Petke shows in snow-globe win that he's ready to shake things up at RSL
There's something very apt about the way Real Salt Lake looked as if they were playing in a shaken-up snow globe during their 3-0 victory over the Vancouver Whitecaps on Saturday.
After all, their new coach Mike Petke has a reputation for shaking things up, whether it's as a no-nonsense player whose spats with opposing attackers are part of Major League Soccer punk folklore, or as the manager who finally gave the perennially flaky New York Red Bulls a winning edge and indeed their first trophy.
On Saturday, it looked like Petke had done it again -- winning his first game in charge of RSL by an emphatic 3-0 margin. By way of emphasizing the significance of that result, it was not only the team's first win in 2017, but its first victory since last August. A fired-up side, noticeably animated during the week's training sessions by the presence of the enthusiastic Petke, looked to have swept away not only Vancouver but its own malaise at the end of Jeff Cassar's reign.
At least that's what you would think looking at the scoreline. But just like the unfolding career of Petke himself, the truth is somewhat more subtle than the surface suggests.
For one thing, the three goals came in the second half, when the conditions were already farcical. If you want some perspective on that, you might consider that the highlight from the game that most neutrals are talking about was the cheeky snowball Luis Silva threw at Vancouver's Tim Parker, after the RSL player found himself bundled over in the box. It was that kind of evening.
If you want a more sober assessment of Petke's start, the goalless first half of the game gave a few clues. Joao Plata found himself wider than usual in the 4-2-3-1 formation, but had a couple of looks at goal cutting in. Brooks Lennon was a real menace down the right, if still occasionally lacking in the final ball. In New York, Petke ultimately proved himself to be more of a pragmatist than a dreamer -- early visions of a swashbuckling 4-3-3 style swiftly solidified into that more solid 4-2-3-1. And in Salt Lake, too, Petke looks to have quickly accepted local conventional wisdom that Kyle Beckerman can no longer operate as the sole base of midfield, but that his virtues remain intact when offset with the diligence of Luke Mulholland.
Still, for all the liveliness of RSL's approach play in the first period amid steadily increasing snowfall, there were no goals. And that's an inherited problem Petke will have to solve.

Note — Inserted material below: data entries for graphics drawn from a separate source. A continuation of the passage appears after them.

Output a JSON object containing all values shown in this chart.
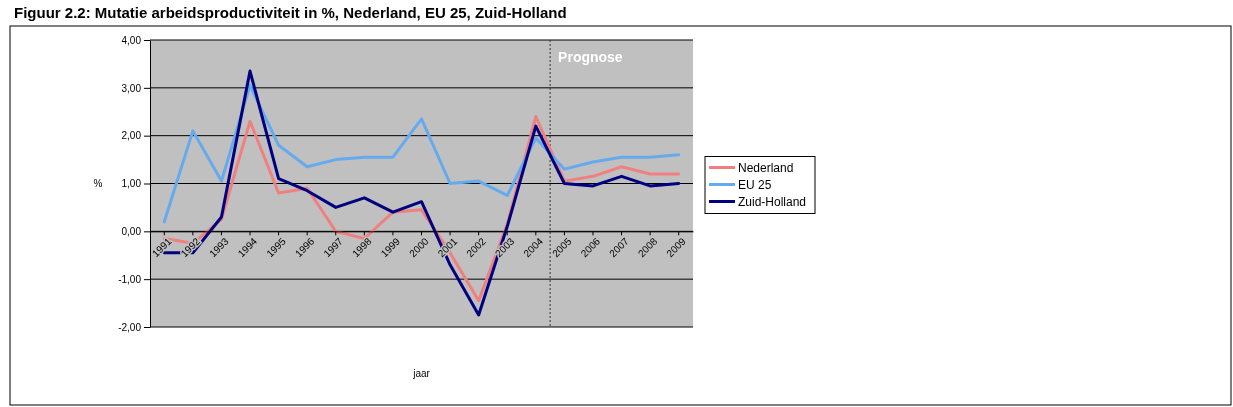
{
  "chart_data": {
    "type": "line",
    "title": "Figuur 2.2: Mutatie arbeidsproductiviteit in %, Nederland, EU 25, Zuid-Holland",
    "xlabel": "jaar",
    "ylabel": "%",
    "categories": [
      "1991",
      "1992",
      "1993",
      "1994",
      "1995",
      "1996",
      "1997",
      "1998",
      "1999",
      "2000",
      "2001",
      "2002",
      "2003",
      "2004",
      "2005",
      "2006",
      "2007",
      "2008",
      "2009"
    ],
    "series": [
      {
        "name": "Nederland",
        "color": "#f08080",
        "values": [
          -0.15,
          -0.25,
          0.25,
          2.3,
          0.8,
          0.9,
          0.0,
          -0.15,
          0.4,
          0.45,
          -0.45,
          -1.45,
          0.15,
          2.4,
          1.05,
          1.15,
          1.35,
          1.2,
          1.2
        ]
      },
      {
        "name": "EU 25",
        "color": "#66aaee",
        "values": [
          0.2,
          2.1,
          1.05,
          3.05,
          1.8,
          1.35,
          1.5,
          1.55,
          1.55,
          2.35,
          1.0,
          1.05,
          0.75,
          1.95,
          1.3,
          1.45,
          1.55,
          1.55,
          1.6
        ]
      },
      {
        "name": "Zuid-Holland",
        "color": "#000080",
        "values": [
          -0.45,
          -0.45,
          0.3,
          3.35,
          1.1,
          0.85,
          0.5,
          0.7,
          0.4,
          0.62,
          -0.7,
          -1.75,
          0.1,
          2.2,
          1.0,
          0.95,
          1.15,
          0.95,
          1.0
        ]
      }
    ],
    "ylim": [
      -2,
      4
    ],
    "yticks": [
      {
        "value": -2,
        "label": "-2,00"
      },
      {
        "value": -1,
        "label": "-1,00"
      },
      {
        "value": 0,
        "label": "0,00"
      },
      {
        "value": 1,
        "label": "1,00"
      },
      {
        "value": 2,
        "label": "2,00"
      },
      {
        "value": 3,
        "label": "3,00"
      },
      {
        "value": 4,
        "label": "4,00"
      }
    ],
    "grid": "y",
    "legend": "right",
    "line_style": "solid",
    "marker": "none",
    "ref_lines": [
      {
        "axis": "x",
        "value": "2005",
        "label": "Prognose",
        "color": "#333333",
        "line_style": "dotted"
      }
    ]
  }
}
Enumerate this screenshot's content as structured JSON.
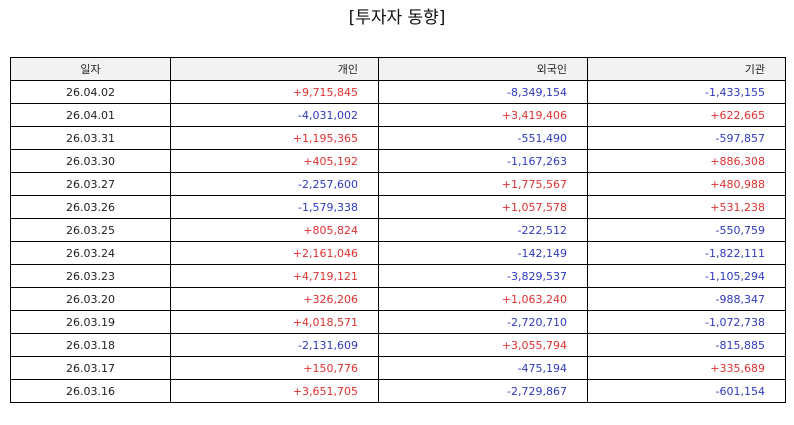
{
  "title": "[투자자 동향]",
  "colors": {
    "positive": "#e03131",
    "negative": "#2f3ac0",
    "header_bg": "#f2f2f2"
  },
  "columns": [
    "일자",
    "개인",
    "외국인",
    "기관"
  ],
  "rows": [
    {
      "date": "26.04.02",
      "individual": "+9,715,845",
      "foreign": "-8,349,154",
      "institution": "-1,433,155"
    },
    {
      "date": "26.04.01",
      "individual": "-4,031,002",
      "foreign": "+3,419,406",
      "institution": "+622,665"
    },
    {
      "date": "26.03.31",
      "individual": "+1,195,365",
      "foreign": "-551,490",
      "institution": "-597,857"
    },
    {
      "date": "26.03.30",
      "individual": "+405,192",
      "foreign": "-1,167,263",
      "institution": "+886,308"
    },
    {
      "date": "26.03.27",
      "individual": "-2,257,600",
      "foreign": "+1,775,567",
      "institution": "+480,988"
    },
    {
      "date": "26.03.26",
      "individual": "-1,579,338",
      "foreign": "+1,057,578",
      "institution": "+531,238"
    },
    {
      "date": "26.03.25",
      "individual": "+805,824",
      "foreign": "-222,512",
      "institution": "-550,759"
    },
    {
      "date": "26.03.24",
      "individual": "+2,161,046",
      "foreign": "-142,149",
      "institution": "-1,822,111"
    },
    {
      "date": "26.03.23",
      "individual": "+4,719,121",
      "foreign": "-3,829,537",
      "institution": "-1,105,294"
    },
    {
      "date": "26.03.20",
      "individual": "+326,206",
      "foreign": "+1,063,240",
      "institution": "-988,347"
    },
    {
      "date": "26.03.19",
      "individual": "+4,018,571",
      "foreign": "-2,720,710",
      "institution": "-1,072,738"
    },
    {
      "date": "26.03.18",
      "individual": "-2,131,609",
      "foreign": "+3,055,794",
      "institution": "-815,885"
    },
    {
      "date": "26.03.17",
      "individual": "+150,776",
      "foreign": "-475,194",
      "institution": "+335,689"
    },
    {
      "date": "26.03.16",
      "individual": "+3,651,705",
      "foreign": "-2,729,867",
      "institution": "-601,154"
    }
  ]
}
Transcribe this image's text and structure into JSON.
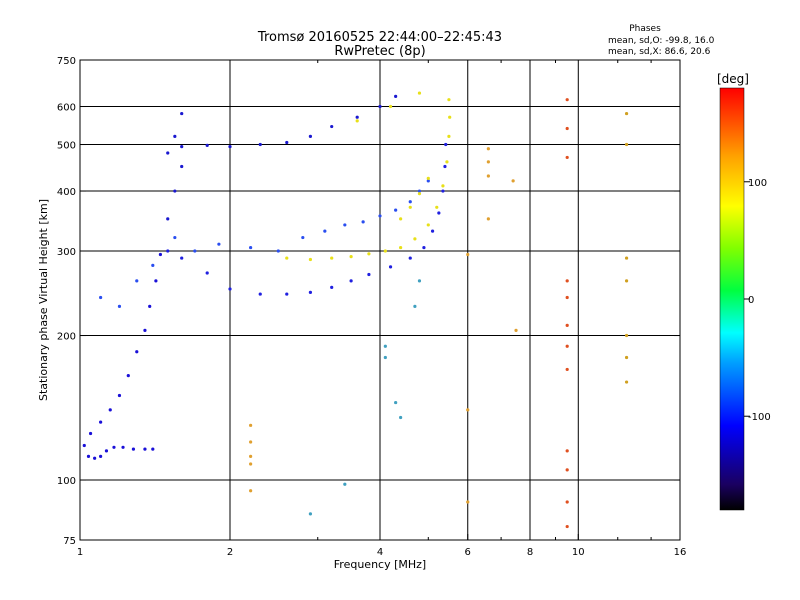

As it was, Saturday night devolved into the sight of an orange ball skimming fitfully through the snow, and while RSL deserve credit for displaying the greater appetite and aptitude for staying on their collective feet, the visual noise of the storm echoed the noise drowning out any meaningful signals about life under Petke.
But sometimes, more than an immediate technical uptick, you just need an occasion to change the mood of a team, and Petke is nothing if not a man with a sense of occasion. Watching the match unfold amid hastily dug out line markings brought to mind another game held in another part of the Rocky Mountains four years ago, when the U.S. beat Costa Rica in a blizzard in Colorado. That game came a few days after a now-infamous news story had cited anonymous sources within the U.S. camp complaining about the methods of one Jurgen Klinsmann. Nobody remembers anything of the ensuing game as a technical battle, but they remember that the U.S. won 1-0 in a blizzard and that a potential crisis was avoided -- or at least postponed until another infamous Costa Rica game in late 2016 ...
The point was that game became a standalone event, a distinct marker in the journey of the coach, rather than just the latest in a sequence of results. Petke's first match in RSL was always going to be an event anyway, but it perhaps did him no harm that his arrival came in such outlandish fashion.
Born in the snow ...
After all, it could be argued that Petke's managerial career was born in the snow. The image of the then-assistant coach at the New York Red Bulls joining fans in a heroically doomed attempt to shovel the field clear of snow for a vital playoff game against rivals D.C. United in 2012, burnished Petke's legendary status with those supporters. It also stood in stark contrast to then-head coach Hans Backe peering out at the storm from the stadium tunnel and telling TV reporters that this was not soccer.
The subsequent loss proved to be Backe's last game and Petke was the surprise choice to replace him, though in the event he could hardly have gifted the owners a more metaphorical image of the transformation he'd offer than by literally laboring among the fans as his boss futilely appealed for better conditions, away from the fray. And if that image of passion and heart over intellect and nuance would ultimately come back to bite Petke, when the Red Bulls management looked to implement a more systemic technical approach, it served him well when giving him an aura as a first-time coach.
And it may serve him well again in trying to galvanize an RSL team that must rediscover faith in the collective. In that sense, the feel of Petke's first match and first win with RSL may turn out to be as important as it looked, at least for now. He's there to shake things up.